La nomination d’Azouz Megag ne m’a pas fait sauter au plafond (ni de joie ou d’excitation, ni de rage ou de dépit). J’attends de voir pour juger de l’efficacité de son action comme pour les autres car je cherche toujours à me débarrasser de mes préjugés (déformation professionnelle).

Je n’ai pas de commentaire à faire sur son œuvre que je n’ai par ailleurs pas lu. J’ai publié un article sur Monsieur Megag. La publicité réalisée autour de sa nomination méritait un article sur le blog du Chargé de recrutement pro domo, au service du talentpower et contre les discriminations à l'embauche que je suis.

Je précise que j’ai repris entre guillemets, dans cet article, des portraits réalisés par d’autres. Je n’ai donc pas insisté personnellement sur son origine magrébine. Ceci dit, je te propose de me trouver un portrait moins politiquement orienté et de le publier en commentaires.

Sa nomination est bien évidemment politique. On en a vu d’autres. Pourtant, même si je trouve la ficelle un peu grosse, je ne veux pas y voir « L'usage du beur de service ». Ce Monsieur a peut être des solutions. Il est peut être un peu plus qualifié que d’autres politiciens de droite (et de gauche) sur le sujet. Je demande à voir. Il est ministre délégué à la Promotion de l'égalité des chances.
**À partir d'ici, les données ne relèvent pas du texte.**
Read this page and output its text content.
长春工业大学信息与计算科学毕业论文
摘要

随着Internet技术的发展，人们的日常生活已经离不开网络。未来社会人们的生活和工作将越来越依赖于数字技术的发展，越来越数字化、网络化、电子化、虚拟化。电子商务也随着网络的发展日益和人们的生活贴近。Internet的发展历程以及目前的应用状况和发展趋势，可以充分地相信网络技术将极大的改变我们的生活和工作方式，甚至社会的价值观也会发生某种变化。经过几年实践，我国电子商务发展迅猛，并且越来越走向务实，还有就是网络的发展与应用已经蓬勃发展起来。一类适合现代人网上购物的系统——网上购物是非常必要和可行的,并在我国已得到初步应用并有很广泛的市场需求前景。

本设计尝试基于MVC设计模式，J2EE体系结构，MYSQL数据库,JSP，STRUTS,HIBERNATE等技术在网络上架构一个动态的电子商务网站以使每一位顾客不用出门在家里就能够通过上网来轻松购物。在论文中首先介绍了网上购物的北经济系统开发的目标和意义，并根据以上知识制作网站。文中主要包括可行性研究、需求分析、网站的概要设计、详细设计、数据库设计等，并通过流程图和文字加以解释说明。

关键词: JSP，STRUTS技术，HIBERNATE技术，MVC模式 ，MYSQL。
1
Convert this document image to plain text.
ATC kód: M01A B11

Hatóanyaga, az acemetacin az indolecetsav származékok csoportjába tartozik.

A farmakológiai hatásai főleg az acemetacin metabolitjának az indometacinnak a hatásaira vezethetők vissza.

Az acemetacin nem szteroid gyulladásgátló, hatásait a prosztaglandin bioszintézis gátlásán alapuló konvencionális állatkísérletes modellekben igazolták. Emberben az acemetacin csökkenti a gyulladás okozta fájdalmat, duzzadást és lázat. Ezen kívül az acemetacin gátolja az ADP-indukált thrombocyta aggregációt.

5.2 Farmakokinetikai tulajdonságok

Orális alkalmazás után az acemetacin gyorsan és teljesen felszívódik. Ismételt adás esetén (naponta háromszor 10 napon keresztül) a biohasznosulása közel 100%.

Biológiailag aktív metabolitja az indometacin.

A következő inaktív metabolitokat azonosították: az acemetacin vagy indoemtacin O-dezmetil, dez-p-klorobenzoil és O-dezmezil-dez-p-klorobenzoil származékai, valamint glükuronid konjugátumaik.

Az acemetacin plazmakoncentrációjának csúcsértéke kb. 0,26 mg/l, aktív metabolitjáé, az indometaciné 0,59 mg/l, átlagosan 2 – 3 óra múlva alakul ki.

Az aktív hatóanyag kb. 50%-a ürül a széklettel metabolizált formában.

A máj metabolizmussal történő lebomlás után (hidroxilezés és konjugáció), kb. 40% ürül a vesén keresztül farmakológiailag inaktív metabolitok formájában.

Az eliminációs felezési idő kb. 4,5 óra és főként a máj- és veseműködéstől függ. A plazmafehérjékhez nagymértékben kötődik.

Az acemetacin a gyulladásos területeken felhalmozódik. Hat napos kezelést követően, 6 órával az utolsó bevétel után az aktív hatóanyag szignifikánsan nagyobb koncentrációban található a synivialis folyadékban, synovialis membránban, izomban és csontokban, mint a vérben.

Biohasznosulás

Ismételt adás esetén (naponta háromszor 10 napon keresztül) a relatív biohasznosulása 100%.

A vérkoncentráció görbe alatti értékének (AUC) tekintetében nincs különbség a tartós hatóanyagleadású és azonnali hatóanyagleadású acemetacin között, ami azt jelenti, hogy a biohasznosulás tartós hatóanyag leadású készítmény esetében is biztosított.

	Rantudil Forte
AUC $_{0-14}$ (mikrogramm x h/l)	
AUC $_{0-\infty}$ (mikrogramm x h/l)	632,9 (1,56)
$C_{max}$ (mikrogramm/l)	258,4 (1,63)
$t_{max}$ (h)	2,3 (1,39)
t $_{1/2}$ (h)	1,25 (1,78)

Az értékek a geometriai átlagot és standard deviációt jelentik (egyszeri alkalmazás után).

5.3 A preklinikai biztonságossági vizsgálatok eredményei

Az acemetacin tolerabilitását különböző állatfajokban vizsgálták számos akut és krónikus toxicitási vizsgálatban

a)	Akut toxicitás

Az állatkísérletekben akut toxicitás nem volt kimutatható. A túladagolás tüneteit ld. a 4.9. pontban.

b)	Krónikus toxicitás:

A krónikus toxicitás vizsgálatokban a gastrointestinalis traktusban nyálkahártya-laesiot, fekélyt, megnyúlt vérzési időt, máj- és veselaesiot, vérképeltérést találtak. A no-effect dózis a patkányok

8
Ce n’est pas qu’une question d’intégration.

Pour ma part, l’existence de modèles positifs accessibles auxquels peuvent s’identifier des personnes en difficultés me semble porteur d’espoir.

C’est le manque de repères dans la société qui provoque le replis sur soi, le communautarisme. La nomination d’un ministre d’origine magrébine ne va pas résoudre le problème identitaire de certains. Mais il faut montrer que le fait d’être magrébin n’est pas un obstacle insurmontable dans la vie, tout comme celui d’être une femme, antillais, grosse, handicapé ou laid. C’est plus difficile que d’être jeune, beau, blanc et riche a priori mais ça reste encore à discuter.

A chacun de se mobiliser. Monsieur le ministre, Azouz Megag n’est pas simplement le « beur de service ». C’est un ministre avec une mission, des moyens et une exigence de résultats. Le pouvoir cherche évidemment à l’instrumentaliser mais en contre partie, il a un réel pouvoir d’action et de communication. C’est une bonne chose s’il sait se montrer volontaire. Comme les autres ministres de ce gouvernement, j’attends qu’il se montre digne de sa fonction. Je dois avouer que j’ai des doutes, comme pour les autres. J’attends.

Oliviegntchik 05/06/2005 20:49

"monsieur le ministre " lol
quelle déférence mal placée.

C'est en effet un très grand auteur.
j'ai particulièrement apprécié sa saga romanesque "Au bon beur ".

Obligé de préciser son origine ethnique d'entrée sur presque toutes les lignes de ton article "D'origine algérienne".

L'usage du beur de service, sociologue comme il se doit,"modèle posifif pour la communauté ", c'est typiquement ce qui n'a jamais marché dans la politique d'intégration. On en change pas une équipe qui perd.